Raging Against the Machine
- First Posted: Jun 24 2011 01:22 AM
- Updated: 7 months ago
High-end Vancouver, like its high-end hockey team, has alienated working-class fans to the point of anger.
If you believe Vancouver Mayor Gregor Robertson, as well as a commentator for this online publication, the rioters who set fire to parts of downtown Vancouver last week after the Canucks' Stanley Cup loss were mindless, unCanadian hooligans. Unequivocal dismissals are pithy – hardliners always offer the best quotations. I don't actually know what started the riots, but dismissing any social phenomenon is more lazy than tough. Worse, such dismissiveness mirrors a dissonance between the tranquil image Vancouver exports and the lie the city has become.
Gregor Robertson lives in a comfortable 23rd Avenue house one block west of Oak Street. Until the mid-1980s, Oak was the division between the city's wealthy and middle classes. Moving east from Oak to Cambie, Main, and Fraser, each major north-south street was a further step toward working-class homes, immigrants, and the rundown schools that defined Vancouver as an affordable city at the continental edge.
That Vancouver's western peninsula was also spectacular did not alter its grungy identity.
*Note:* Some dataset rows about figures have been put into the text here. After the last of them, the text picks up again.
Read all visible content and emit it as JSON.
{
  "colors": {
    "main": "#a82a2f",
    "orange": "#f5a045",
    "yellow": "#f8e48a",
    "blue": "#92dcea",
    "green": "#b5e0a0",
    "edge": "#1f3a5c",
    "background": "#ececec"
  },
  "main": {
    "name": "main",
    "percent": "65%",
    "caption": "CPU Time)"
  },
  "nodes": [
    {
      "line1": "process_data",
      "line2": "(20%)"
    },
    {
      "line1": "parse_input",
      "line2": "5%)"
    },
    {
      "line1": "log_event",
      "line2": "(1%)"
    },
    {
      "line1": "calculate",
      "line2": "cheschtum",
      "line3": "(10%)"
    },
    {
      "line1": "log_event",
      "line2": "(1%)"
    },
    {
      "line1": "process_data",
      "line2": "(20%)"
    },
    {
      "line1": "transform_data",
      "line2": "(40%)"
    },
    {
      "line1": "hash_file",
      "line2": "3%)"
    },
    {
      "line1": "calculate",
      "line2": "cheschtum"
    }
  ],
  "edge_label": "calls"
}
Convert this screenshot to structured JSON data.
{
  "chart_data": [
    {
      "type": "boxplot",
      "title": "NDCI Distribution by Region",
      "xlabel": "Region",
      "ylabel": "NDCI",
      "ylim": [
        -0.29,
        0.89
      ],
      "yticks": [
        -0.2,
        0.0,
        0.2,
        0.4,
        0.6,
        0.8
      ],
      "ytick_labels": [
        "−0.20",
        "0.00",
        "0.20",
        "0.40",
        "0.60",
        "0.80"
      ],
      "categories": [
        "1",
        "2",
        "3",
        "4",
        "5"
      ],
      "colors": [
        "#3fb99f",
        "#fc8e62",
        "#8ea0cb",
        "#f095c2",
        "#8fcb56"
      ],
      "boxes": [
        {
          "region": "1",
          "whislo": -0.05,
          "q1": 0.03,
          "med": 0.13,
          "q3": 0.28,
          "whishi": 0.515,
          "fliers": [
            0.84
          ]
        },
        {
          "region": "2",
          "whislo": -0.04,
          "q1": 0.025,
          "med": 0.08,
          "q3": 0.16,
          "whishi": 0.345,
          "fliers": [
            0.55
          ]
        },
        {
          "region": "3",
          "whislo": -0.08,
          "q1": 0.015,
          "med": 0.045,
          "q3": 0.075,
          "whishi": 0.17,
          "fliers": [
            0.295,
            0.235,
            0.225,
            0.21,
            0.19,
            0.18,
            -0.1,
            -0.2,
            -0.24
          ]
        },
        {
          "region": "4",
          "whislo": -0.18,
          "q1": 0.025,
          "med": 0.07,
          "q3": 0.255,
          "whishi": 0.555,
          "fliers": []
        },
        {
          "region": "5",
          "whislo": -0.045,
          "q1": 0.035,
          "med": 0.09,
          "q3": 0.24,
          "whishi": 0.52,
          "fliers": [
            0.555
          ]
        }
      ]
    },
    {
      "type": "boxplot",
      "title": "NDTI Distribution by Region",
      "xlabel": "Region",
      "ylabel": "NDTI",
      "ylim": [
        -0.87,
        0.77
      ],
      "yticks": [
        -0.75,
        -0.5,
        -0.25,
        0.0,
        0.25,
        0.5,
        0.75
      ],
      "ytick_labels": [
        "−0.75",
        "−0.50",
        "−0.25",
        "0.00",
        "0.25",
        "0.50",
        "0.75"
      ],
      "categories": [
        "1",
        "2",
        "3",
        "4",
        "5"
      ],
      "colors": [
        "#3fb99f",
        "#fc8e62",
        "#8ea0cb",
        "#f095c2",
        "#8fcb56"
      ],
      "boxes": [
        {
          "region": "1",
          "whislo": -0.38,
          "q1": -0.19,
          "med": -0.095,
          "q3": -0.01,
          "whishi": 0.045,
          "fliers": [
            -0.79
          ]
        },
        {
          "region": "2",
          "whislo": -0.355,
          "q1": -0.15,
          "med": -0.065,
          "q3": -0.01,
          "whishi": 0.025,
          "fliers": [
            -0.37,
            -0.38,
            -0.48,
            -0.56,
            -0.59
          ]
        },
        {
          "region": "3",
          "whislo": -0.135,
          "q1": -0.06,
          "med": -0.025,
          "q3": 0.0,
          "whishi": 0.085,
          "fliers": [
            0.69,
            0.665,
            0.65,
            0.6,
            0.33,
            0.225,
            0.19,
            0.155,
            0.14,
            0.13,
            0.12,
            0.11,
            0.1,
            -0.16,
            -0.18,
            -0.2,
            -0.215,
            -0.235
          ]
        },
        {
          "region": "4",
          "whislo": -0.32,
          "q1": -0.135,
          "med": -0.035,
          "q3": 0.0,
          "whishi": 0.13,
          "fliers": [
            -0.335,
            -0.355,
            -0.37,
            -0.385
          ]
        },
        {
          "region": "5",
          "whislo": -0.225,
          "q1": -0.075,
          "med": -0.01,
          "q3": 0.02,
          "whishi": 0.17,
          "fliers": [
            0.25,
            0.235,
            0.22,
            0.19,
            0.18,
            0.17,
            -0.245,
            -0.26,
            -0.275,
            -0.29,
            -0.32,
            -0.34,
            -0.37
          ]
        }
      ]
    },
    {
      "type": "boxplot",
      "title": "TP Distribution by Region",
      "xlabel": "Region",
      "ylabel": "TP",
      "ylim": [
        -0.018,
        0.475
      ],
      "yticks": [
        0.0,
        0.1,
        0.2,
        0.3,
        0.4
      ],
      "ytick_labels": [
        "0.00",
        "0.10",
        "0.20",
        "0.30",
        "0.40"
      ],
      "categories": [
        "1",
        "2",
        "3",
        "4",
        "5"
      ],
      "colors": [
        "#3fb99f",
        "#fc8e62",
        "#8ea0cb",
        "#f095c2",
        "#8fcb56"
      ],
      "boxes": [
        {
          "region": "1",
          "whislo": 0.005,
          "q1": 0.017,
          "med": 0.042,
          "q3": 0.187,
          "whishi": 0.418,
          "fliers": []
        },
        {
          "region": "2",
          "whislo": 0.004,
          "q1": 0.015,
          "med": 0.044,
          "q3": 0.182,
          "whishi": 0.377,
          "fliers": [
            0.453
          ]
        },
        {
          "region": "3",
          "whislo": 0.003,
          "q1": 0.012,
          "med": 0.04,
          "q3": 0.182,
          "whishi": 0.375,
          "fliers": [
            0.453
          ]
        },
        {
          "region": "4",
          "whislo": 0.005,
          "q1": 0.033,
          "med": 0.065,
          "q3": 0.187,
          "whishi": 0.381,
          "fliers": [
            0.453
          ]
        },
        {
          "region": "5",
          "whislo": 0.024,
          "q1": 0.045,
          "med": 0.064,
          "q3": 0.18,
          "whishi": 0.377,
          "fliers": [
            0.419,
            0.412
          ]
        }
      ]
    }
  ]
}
The Canucks were part of this grunge. To compete with large markets in Chicago and New York in a pre-salary cap National Hockey League required overachievement from blue-collar grinders. Stan Smyl, Darcy Rota, Harold Snepsts, Tiger Williams, and Powell River's Gary Lupul were neither swift nor snipers. Even the King, Richard Brodeur, was a castoff.
This was the bliss of 1982: the workers from a third-class industrial port sticking it to the plutocratic dynasties of Reagan America. If not for Snepsts' devastating turnover at the end of regulation in Game One, the momentum might not have shifted toward the Islanders; Thomas Gradin, remember, staked the Canucks to an early 2-0 lead in that game. And had King Richard's blood not stained his crease after taking a Dan Daoust slapshot to his ear early the next season, the Canucks could have continued surging, even with Edmonton in ascent.
Despite being swept, Mayor Mike Harcourt threw a parade for our team. (They were losers, but they were our losers!) The triumph coursed through an underdeveloped downtown, everybody singing and still waving plain white towels ecstatically. Nothing glamorous: a harbour of floating timber and barges loaded with sawdust; an old mining town of mac jackets and mullets, mingling with fatigued natives and hippie draft dodgers living in a soaked provincial refuge, unknown to the world because there was not much to know. The Beachcombers was the rage.
Contrast that city toasting its losers with the decadence that turned Vancouver from a forgotten port to a poor man's Hollywood. There is no undeveloped property anywhere – every nook and niche claimed by condominiums, stadia, coffee, and casinos; timbermen's jackets replaced by adorable Lululemon asses, the costume of a leisure class with time to shape their figures; hippies gone wealthy, local festivals marketed worldwide, mountains transformed to Monte Carlo; the mines – though still economic bedrock – obscured by film crews and marijuana monopolies.
Who are the Canucks of this city? A cosmopolitan Franco-European crew, bankrolled by a mining titan beloved by Bill Clinton, a roster adorned by cranky $5 million stars who cannot thrive without serene pre-game walks to meditate along the seawall, and whose only local boy hardly plays. If I'm a second- or third-generation diehard fan watching Tim Thomas dive and lunge for every puck, the way you expect of a blue-collar Michigander from a dying (actually dead) industrial town, it's tough not to be outraged by Roberto Luongo's blueblooded butterfly or the east-west evasiveness of a Sedin cycle. If you are going to look so pretty on the ice, you better win.